Life had been hard, on me and them. But on Woodrow, especially. He’d been in and out of psych wards for the last ten years, which was why I could never leave the state to go looking for Jolie. I had to wait until I was in a position of power to bring her to us.

Woodrow needed me.

He was lost in his grief. His little sister haunted him daily, and so did the girl in front of me. He’d closed the door on all he had left—his God, and lived only for the promise I made him when I first took him in.

That I’d find his girl and bring her back to him. . . and I’d have found a way to do that already, if he was mentally prepared to handle the reunion.

He’d been released three and a half months ago. And it was the longest time he’d spent from an institute, aside from one time, three years back, when he’d been sent home to heal after an operation to remove a tumor in his throat. The tumor was cancerous and had been ignored for years.

And that was a hard fucking time, for me as well as him. Because, as a result of the fear that cancer left in its place inside Woodrow, Ihad to deal with an overgrown child. . . and I had no idea how to do that. I wasn’t a parent or a psychologist.

I couldn’t help him. . .and Jolie.

Until now, when Woodrow was relatively normal, by his standards, at least.

“Why does it never end happily?” I wondered, moving my attention back to the girl in front of me. Her daydreams always ended the same, without a happy ever after. With her sobbing her heart out. With Woodrow dying of cancer.

Like he almost actually did.

She didn’t know he’d had it; she didn’t know he survived the fire—she’d convinced herself he hadn’t, and it brought her misery every single day.

I hadn’t corrected her assumptions; I didn’t want to bring her more pain, brought by the hands of other brutes as she tried tirelessly to escape and find him.

Until recently, despite always knowing I’d help her, I didn’t know if Woodrow would ever be mentally well enough to see her again. Maybe my approach was wrong, but I did what I thought was right for him. Because, for the longest time, he was my top priority.
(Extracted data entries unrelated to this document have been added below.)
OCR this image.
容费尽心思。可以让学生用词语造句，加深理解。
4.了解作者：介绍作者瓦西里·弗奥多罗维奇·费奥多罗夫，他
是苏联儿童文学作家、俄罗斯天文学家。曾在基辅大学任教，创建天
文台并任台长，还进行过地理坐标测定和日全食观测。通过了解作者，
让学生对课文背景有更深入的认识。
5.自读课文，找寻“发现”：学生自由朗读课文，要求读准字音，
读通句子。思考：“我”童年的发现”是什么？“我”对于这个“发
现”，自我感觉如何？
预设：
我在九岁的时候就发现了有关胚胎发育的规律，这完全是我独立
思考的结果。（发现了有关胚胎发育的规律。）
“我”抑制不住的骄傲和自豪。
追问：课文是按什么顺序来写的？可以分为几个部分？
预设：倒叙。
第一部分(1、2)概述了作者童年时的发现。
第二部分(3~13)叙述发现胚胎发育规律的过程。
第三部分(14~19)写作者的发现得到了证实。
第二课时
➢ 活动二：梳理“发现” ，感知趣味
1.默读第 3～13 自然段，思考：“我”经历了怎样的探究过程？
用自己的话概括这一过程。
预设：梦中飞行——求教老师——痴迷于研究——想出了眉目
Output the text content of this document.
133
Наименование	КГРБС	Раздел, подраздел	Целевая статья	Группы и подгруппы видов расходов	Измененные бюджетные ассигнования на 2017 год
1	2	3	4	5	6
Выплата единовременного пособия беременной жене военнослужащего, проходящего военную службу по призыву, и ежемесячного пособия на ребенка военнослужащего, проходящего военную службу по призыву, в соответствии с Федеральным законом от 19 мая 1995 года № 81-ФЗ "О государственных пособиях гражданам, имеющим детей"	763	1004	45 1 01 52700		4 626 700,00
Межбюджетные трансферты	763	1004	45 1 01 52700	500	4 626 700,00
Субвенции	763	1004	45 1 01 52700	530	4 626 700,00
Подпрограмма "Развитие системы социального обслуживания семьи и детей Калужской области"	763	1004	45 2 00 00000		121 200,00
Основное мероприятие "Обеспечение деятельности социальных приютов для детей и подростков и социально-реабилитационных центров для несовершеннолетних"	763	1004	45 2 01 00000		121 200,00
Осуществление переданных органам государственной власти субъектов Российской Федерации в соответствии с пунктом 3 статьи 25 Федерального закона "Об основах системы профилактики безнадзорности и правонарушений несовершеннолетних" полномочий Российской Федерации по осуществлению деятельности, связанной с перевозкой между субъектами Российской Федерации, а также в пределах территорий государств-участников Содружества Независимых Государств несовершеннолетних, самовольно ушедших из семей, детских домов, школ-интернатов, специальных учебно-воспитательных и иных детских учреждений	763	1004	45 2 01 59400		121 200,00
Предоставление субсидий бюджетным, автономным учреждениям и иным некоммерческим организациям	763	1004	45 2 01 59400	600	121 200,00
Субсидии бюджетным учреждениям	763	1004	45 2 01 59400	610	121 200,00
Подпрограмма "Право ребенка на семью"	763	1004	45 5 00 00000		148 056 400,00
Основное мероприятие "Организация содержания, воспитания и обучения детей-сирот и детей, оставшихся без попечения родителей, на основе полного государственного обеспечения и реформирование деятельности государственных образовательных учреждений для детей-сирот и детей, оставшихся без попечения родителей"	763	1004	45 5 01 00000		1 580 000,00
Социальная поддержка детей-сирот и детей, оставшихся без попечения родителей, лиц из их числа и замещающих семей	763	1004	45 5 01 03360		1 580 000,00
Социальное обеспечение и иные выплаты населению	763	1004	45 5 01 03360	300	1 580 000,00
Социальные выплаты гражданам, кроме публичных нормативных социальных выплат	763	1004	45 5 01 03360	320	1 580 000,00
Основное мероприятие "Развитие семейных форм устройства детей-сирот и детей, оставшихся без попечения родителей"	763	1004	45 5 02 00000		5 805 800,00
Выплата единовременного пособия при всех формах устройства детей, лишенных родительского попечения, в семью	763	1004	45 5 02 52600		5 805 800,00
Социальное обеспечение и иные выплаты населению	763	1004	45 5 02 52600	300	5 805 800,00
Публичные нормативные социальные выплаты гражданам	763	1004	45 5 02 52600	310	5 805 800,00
“Because we never got a happy ending,” Jolie interrupted my train of thought before it crashed into a wall of guilt.

I blinked in the image of her, her skinny fingers scratching at her skin. She’d need a lot of help after this.

And I’d pay for it all. I’d do anything to make her better, but something inside told me, it would only take one thing—one person—to bring her back to herself. To a reality she’d be happy to live in. And it wouldn’t cost a thing.

“But it’s a daydream, Jolie. You could have your happy ending.”

Her head bobbed, and the burlap sack grazed her shoulders. Her fingers rushed to the area, her nails leaving scratches on her already mauled skin.

“It is,” she replied quietly. “But I never got to grieve.”

“You’re still grieving, Jolie.” I blew out a heavy breath, as Jolie held hers, holding backthe sadness. “You haven’t seen this boy since you were eighteen. Why don’t you dream of the future you wanted together?”

“It would hurt more.” She sniffled again. “It would hurt too much to wake up from that.”